Détruire 2 mois avant le semis de la culture suivante :
 Il n’est pas nécessaire d’avoir une biomasse très importante pour piéger efficacement le nitrate : plus que la biomasse finale, c’est l’installation homogène et suffisamment précoce du couvert sur la parcelle en début d’automne qui joue. Pour éviter les effets dépressifs du couvert sur la culture suivante (assèchement du sol, blocage des éléments nutritifs, gène mécanique à l’implantation), il est important de détruire le couvert environ 2 mois avant le semis de la culture suivante.

Tableau 1 : date de destruction des Cipan en fonction du type de sol et de la culture suivante

Cas particulier des sols argileux :
Ces sols nécessitent d’être travaillés en automne – hiver pour pouvoir se restructurer sous l’effet du gel. Selon les sols et la technique de travail du sol pratiquée (labour / non labour), la technique de Cipan peut être mise en œuvre de différentes manières : 
• Semis du couvert en fin d’été, destruction à partir de la mi-novembre, préparation du sol en hiver. Nos essais montrent que l’effet Cipan fonctionne même si la destruction est précoce : l’azote piégé par le couvert est certes minéralisé précocement mais sa localisation dans l’horizon de surface réduit son lessivage par rapport au sol nu (Magneraud 1990 – 1996).
• Travail du sol en fin d’été puis implantation du couvert – destruction du couvert en sortie hiver sans travail du sol profond, implantation de la culture suivante avec un travail du sol réduit.

Quelle espèce choisir ?
 Plus que l’espèce, c’est la qualité de l’installation du couvert en début de saison d’écoulement qui est déterminante pour l’effet Cipan. Le choix de l’espèce à implanter doit se faire en fonction de l’itinéraire technique envisagé pour l’implantation et la destruction du couvert. Le tableau ci-dessous résume le comportement de différentes espèces vis-à-vis des techniques de semis et de destruction envisagées.
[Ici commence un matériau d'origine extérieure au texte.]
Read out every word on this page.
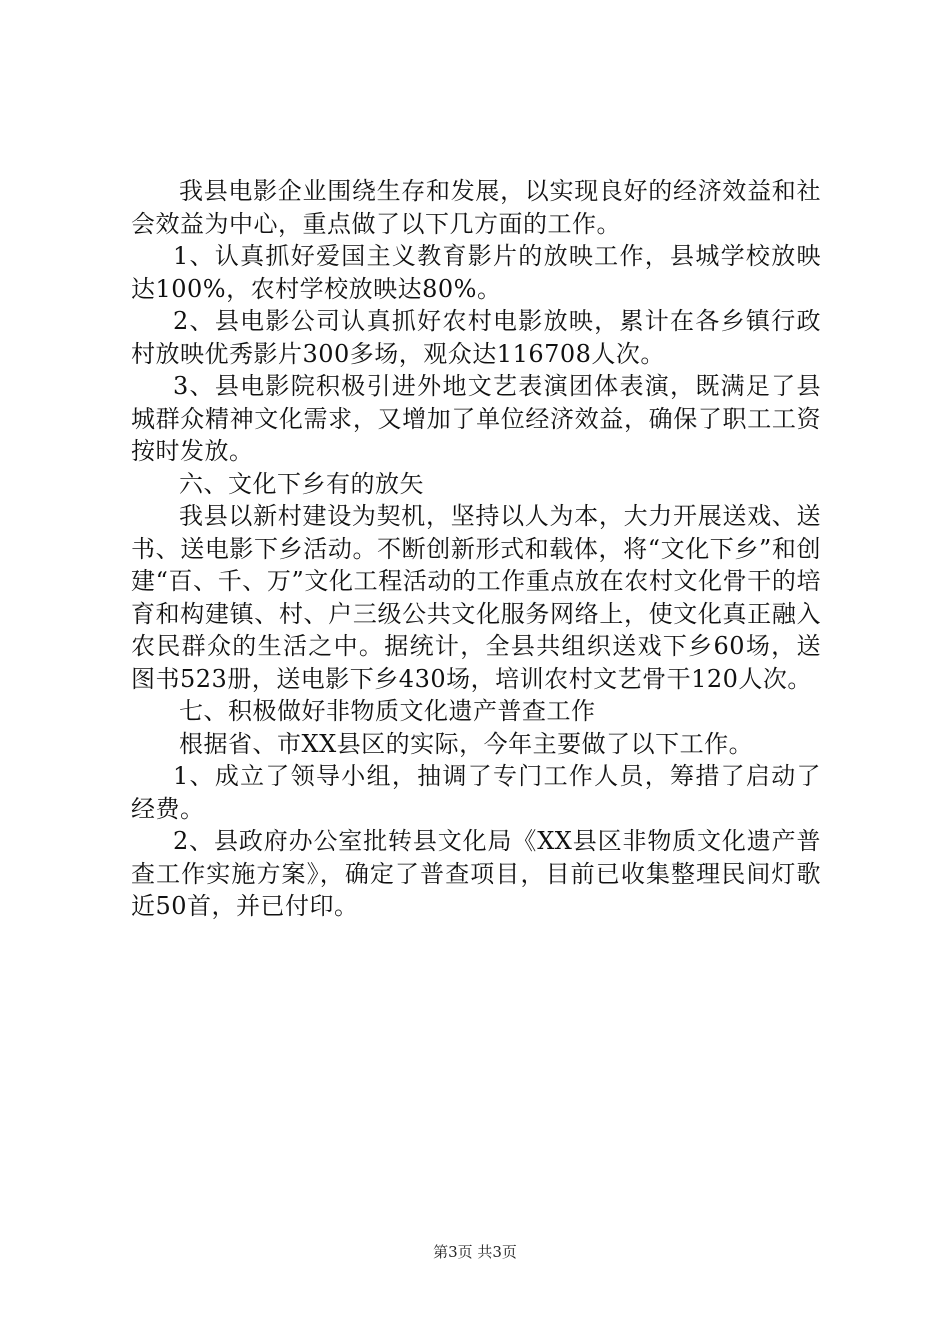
我县电影企业围绕生存和发展，以实现良好的经济效益和社会效益为中心，重点做了以下几方面的工作。

1、认真抓好爱国主义教育影片的放映工作，县城学校放映达100%，农村学校放映达80%。

2、县电影公司认真抓好农村电影放映，累计在各乡镇行政村放映优秀影片300多场，观众达116708人次。

3、县电影院积极引进外地文艺表演团体表演，既满足了县城群众精神文化需求，又增加了单位经济效益，确保了职工工资按时发放。

六、文化下乡有的放矢

我县以新村建设为契机，坚持以人为本，大力开展送戏、送书、送电影下乡活动。不断创新形式和载体，将“文化下乡”和创建“百、千、万”文化工程活动的工作重点放在农村文化骨干的培育和构建镇、村、户三级公共文化服务网络上，使文化真正融入农民群众的生活之中。据统计，全县共组织送戏下乡60场，送图书523册，送电影下乡430场，培训农村文艺骨干120人次。

七、积极做好非物质文化遗产普查工作

根据省、市XX县区的实际，今年主要做了以下工作。

1、成立了领导小组，抽调了专门工作人员，筹措了启动了经费。

2、县政府办公室批转县文化局《XX县区非物质文化遗产普查工作实施方案》，确定了普查项目，目前已收集整理民间灯歌近50首，并已付印。

第3页 共3页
Tableau 2 : caractéristiques de différents couverts d’interculture

Les légumineuses ont aussi un effet Cipan
Du fait de leur installation plus lente et de leur système racinaire moins performant, leur capacité à réduire le stock d’azote minéral du sol en entrée d’hiver, bien que non nulle, est plus faible que celle d’une crucifère ou une graminée. En revanche, les légumineuses, par leur capacité à fixer l’azote de l’air, présentent un atout lorsqu’il s’agit de fournir de l’azote minéral à la culture qui suit. Aussi, ces espèces peuvent s’envisager en mélange avec une non-légumineuse de manière à obtenir un double effet : Cipan en automne hiver et « engrais vert » au printemps suivant. Les légumineuses pures sont quant à elles à réserver aux situations à faible risque de lessivage.

Les repousses ont aussi un bon effet Cipan (figure 4)
… A condition d’avoir une installation homogène et précoce des repousses sur la parcelle. Dans le cas de céréales à paille, la moissonneuse doit être équipée d’un répartiteur de menues pailles (1 q de grain bien réparti suffit à assurer un couvert homogène). Un déchaumage le plus superficiel possible combiné à un roulage à la fin août permettra d’assurer la levée du couvert de repousses ainsi « semé ».